Quebec's Superior Court Chief Justice Must Resign to Restore the Rule of Law
The foundational promise of the Canadian judicial system relies on an unwavering commitment to the rule of law, due process, and absolute freedom from discrimination. In Quebec, the Superior Court of Québec is bound to uphold these principles, governed concurrently by the Quebec Charter and the Quebec Code of Civil Procedure. At the apex of this administrative framework sits Chief Justice Marie-Anne Paquette, whose constitutional and administrative mandate is to ensure that court operations actively comply with these legal structures.
The Breakdown of Due Process in Gatineau
The necessity for accountability becomes starkly clear when examining the alarming trajectory of litigation involving human rights claimant Raymond Carby-Samuels. Originally seeking relief after a Quebec Human Rights Commission (CDPDJ) determination regarding racial profiling by the Gatineau Police Services, Carby-Samuels instead found himself trapped in what has been described as a hostile procedural quagmire in the District of Gatineau.
Crucially, after Justice Hussain declined to declare Carby-Samuels a vexatious litigant, court operations in the Gatineau district appeared to operate in outright defiance of that judicial determination.
Facing a barrage of rampant procedural unfairness and deep-seated institutional hostility, Carby-Samuels formally petitioned Chief Justice Paquette to exercise her administrative authority to transfer his file to the District of Montreal to ensure an impartial venue.
Chief Justice Paquette flatly refused the transfer.
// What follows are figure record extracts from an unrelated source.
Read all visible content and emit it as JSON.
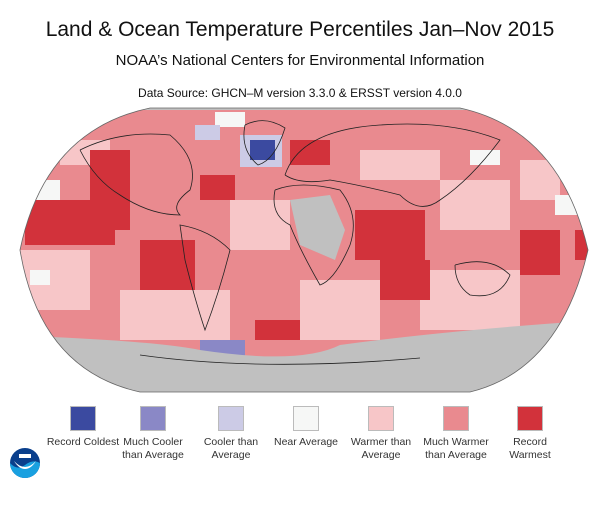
{
  "title": "Land & Ocean Temperature Percentiles Jan–Nov 2015",
  "subtitle": "NOAA’s National Centers for Environmental Information",
  "source": "Data Source: GHCN–M version 3.3.0 & ERSST version 4.0.0",
  "legend": [
    {
      "label": "Record Coldest",
      "color": "#3b4aa0"
    },
    {
      "label": "Much Cooler than Average",
      "color": "#8a88c6"
    },
    {
      "label": "Cooler than Average",
      "color": "#cccbe6"
    },
    {
      "label": "Near Average",
      "color": "#f6f7f6"
    },
    {
      "label": "Warmer than Average",
      "color": "#f7c6c8"
    },
    {
      "label": "Much Warmer than Average",
      "color": "#e98a8f"
    },
    {
      "label": "Record Warmest",
      "color": "#d2323b"
    }
  ],
  "no_data_color": "#c0c0c0",
  "logo": "NOAA"
}
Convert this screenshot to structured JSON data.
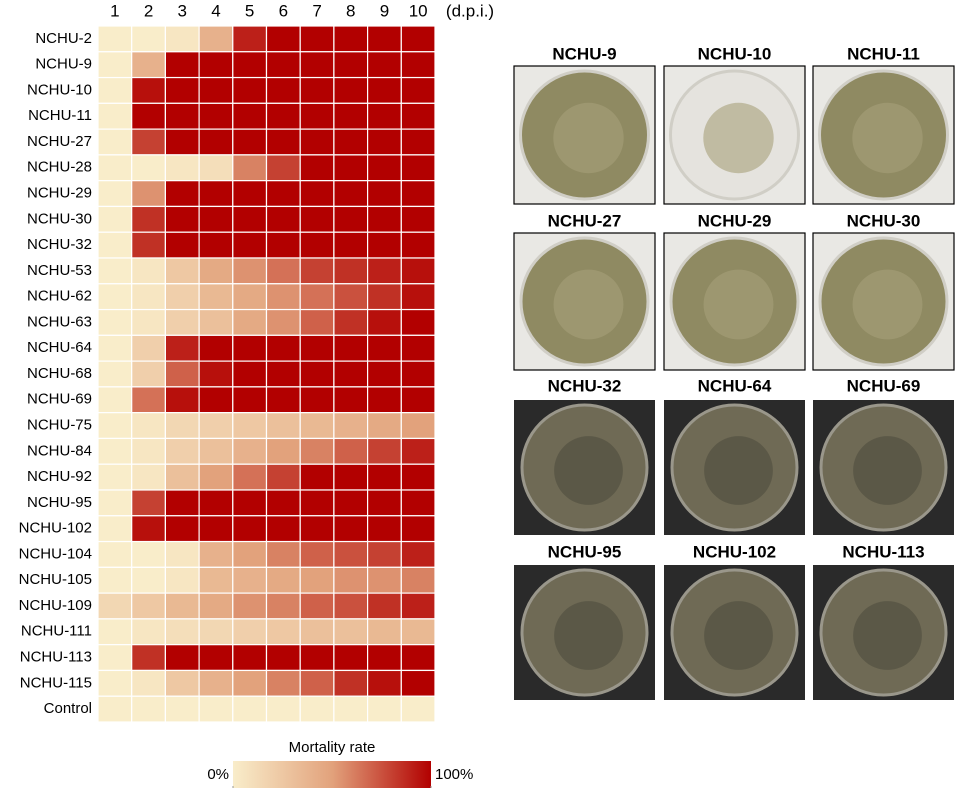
{
  "chart_data": {
    "type": "heatmap",
    "x_label": "(d.p.i.)",
    "categories": [
      "1",
      "2",
      "3",
      "4",
      "5",
      "6",
      "7",
      "8",
      "9",
      "10"
    ],
    "rows": [
      "NCHU-2",
      "NCHU-9",
      "NCHU-10",
      "NCHU-11",
      "NCHU-27",
      "NCHU-28",
      "NCHU-29",
      "NCHU-30",
      "NCHU-32",
      "NCHU-53",
      "NCHU-62",
      "NCHU-63",
      "NCHU-64",
      "NCHU-68",
      "NCHU-69",
      "NCHU-75",
      "NCHU-84",
      "NCHU-92",
      "NCHU-95",
      "NCHU-102",
      "NCHU-104",
      "NCHU-105",
      "NCHU-109",
      "NCHU-111",
      "NCHU-113",
      "NCHU-115",
      "Control"
    ],
    "values": [
      [
        0,
        0,
        5,
        40,
        90,
        100,
        100,
        100,
        100,
        100
      ],
      [
        0,
        40,
        100,
        100,
        100,
        100,
        100,
        100,
        100,
        100
      ],
      [
        0,
        95,
        100,
        100,
        100,
        100,
        100,
        100,
        100,
        100
      ],
      [
        0,
        100,
        100,
        100,
        100,
        100,
        100,
        100,
        100,
        100
      ],
      [
        0,
        80,
        100,
        100,
        100,
        100,
        100,
        100,
        100,
        100
      ],
      [
        0,
        0,
        5,
        10,
        60,
        80,
        100,
        100,
        100,
        100
      ],
      [
        0,
        55,
        100,
        100,
        100,
        100,
        100,
        100,
        100,
        100
      ],
      [
        0,
        85,
        100,
        100,
        100,
        100,
        100,
        100,
        100,
        100
      ],
      [
        0,
        85,
        100,
        100,
        100,
        100,
        100,
        100,
        100,
        100
      ],
      [
        0,
        5,
        25,
        45,
        55,
        65,
        80,
        85,
        90,
        95
      ],
      [
        0,
        5,
        20,
        35,
        45,
        55,
        65,
        75,
        85,
        95
      ],
      [
        0,
        5,
        20,
        30,
        45,
        55,
        70,
        85,
        95,
        100
      ],
      [
        0,
        20,
        90,
        100,
        100,
        100,
        100,
        100,
        100,
        100
      ],
      [
        0,
        20,
        70,
        95,
        100,
        100,
        100,
        100,
        100,
        100
      ],
      [
        0,
        65,
        95,
        100,
        100,
        100,
        100,
        100,
        100,
        100
      ],
      [
        0,
        5,
        15,
        20,
        25,
        30,
        35,
        40,
        45,
        50
      ],
      [
        0,
        5,
        20,
        30,
        40,
        50,
        60,
        70,
        80,
        90
      ],
      [
        0,
        5,
        30,
        50,
        65,
        80,
        100,
        100,
        100,
        100
      ],
      [
        0,
        80,
        100,
        100,
        100,
        100,
        100,
        100,
        100,
        100
      ],
      [
        0,
        95,
        100,
        100,
        100,
        100,
        100,
        100,
        100,
        100
      ],
      [
        0,
        0,
        5,
        40,
        50,
        60,
        70,
        75,
        80,
        90
      ],
      [
        0,
        0,
        5,
        35,
        40,
        45,
        50,
        55,
        55,
        60
      ],
      [
        15,
        25,
        35,
        45,
        55,
        60,
        70,
        75,
        85,
        90
      ],
      [
        0,
        5,
        10,
        15,
        20,
        25,
        30,
        30,
        35,
        35
      ],
      [
        0,
        85,
        100,
        100,
        100,
        100,
        100,
        100,
        100,
        100
      ],
      [
        0,
        5,
        25,
        40,
        50,
        60,
        70,
        85,
        95,
        100
      ],
      [
        0,
        0,
        0,
        0,
        0,
        0,
        0,
        0,
        0,
        0
      ]
    ],
    "colorscale": [
      "#f9edca",
      "#e2a27c",
      "#b20000"
    ],
    "zlim": [
      0,
      100
    ],
    "colorbar_title": "Mortality rate",
    "colorbar_ticks": [
      {
        "value": 0,
        "label": "0%"
      },
      {
        "value": 100,
        "label": "100%"
      }
    ]
  },
  "photos": [
    {
      "label": "NCHU-9"
    },
    {
      "label": "NCHU-10"
    },
    {
      "label": "NCHU-11"
    },
    {
      "label": "NCHU-27"
    },
    {
      "label": "NCHU-29"
    },
    {
      "label": "NCHU-30"
    },
    {
      "label": "NCHU-32"
    },
    {
      "label": "NCHU-64"
    },
    {
      "label": "NCHU-69"
    },
    {
      "label": "NCHU-95"
    },
    {
      "label": "NCHU-102"
    },
    {
      "label": "NCHU-113"
    }
  ]
}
Far from remaining a neutral administrative bystander, her office oversaw the removal of Judge Urbas—the presiding judge who had managed the file with proper procedural adherence—and permitted the insertion of Judge Catherine Piché to take over the case.
Institutional Complicity and Judicial Deceit
What followed under Judge Piché’s purview represents a profound violation of the due process guaranteed by the Quebec Charter. In a striking departure from objective fact-finding, Judge Piché openly fabricated assertions in her decision, falsely claiming that Carby-Samuels was pretending to hold a diploma. This blatant falsehood was weaponized alongside a systematic effort to re-interpret historical, unrelated judicial decisions to fit a pre-determined, malicious narrative. The singular goal of this narrative was clear: to bypass Justice Hussain's prior ruling and retroactively brand Carby-Samuels a vexatious litigant, thereby completely canceling his $44,000 CDPDJ-endorsed racial profiling claim.
For a judge to use the power of the bench to lie with impunity in an explicit effort to strip a citizen of their inviolable civil rights is an intolerable subversion of justice. Because Chief Justice Paquette manages the scheduling, venue transfers, and specific judicial assignments of the Superior Court, the targeted assignment of Judge Piché to execute this discriminatory outcome points directly to administrative complicity at the highest level.
A Call for Resignation to Protect the Charter
The Chief Justice of the Quebec Superior Court must be a role model, embodying the highest spirit of non-discrimination and equal access to justice. When a Chief Justice fails to act as a safeguard against institutional bias, ignores formal notifications of rampant local injustice, and presides over a system where judges are permitted to fabricate narratives to penalize marginalized litigants, the office loses its moral authority.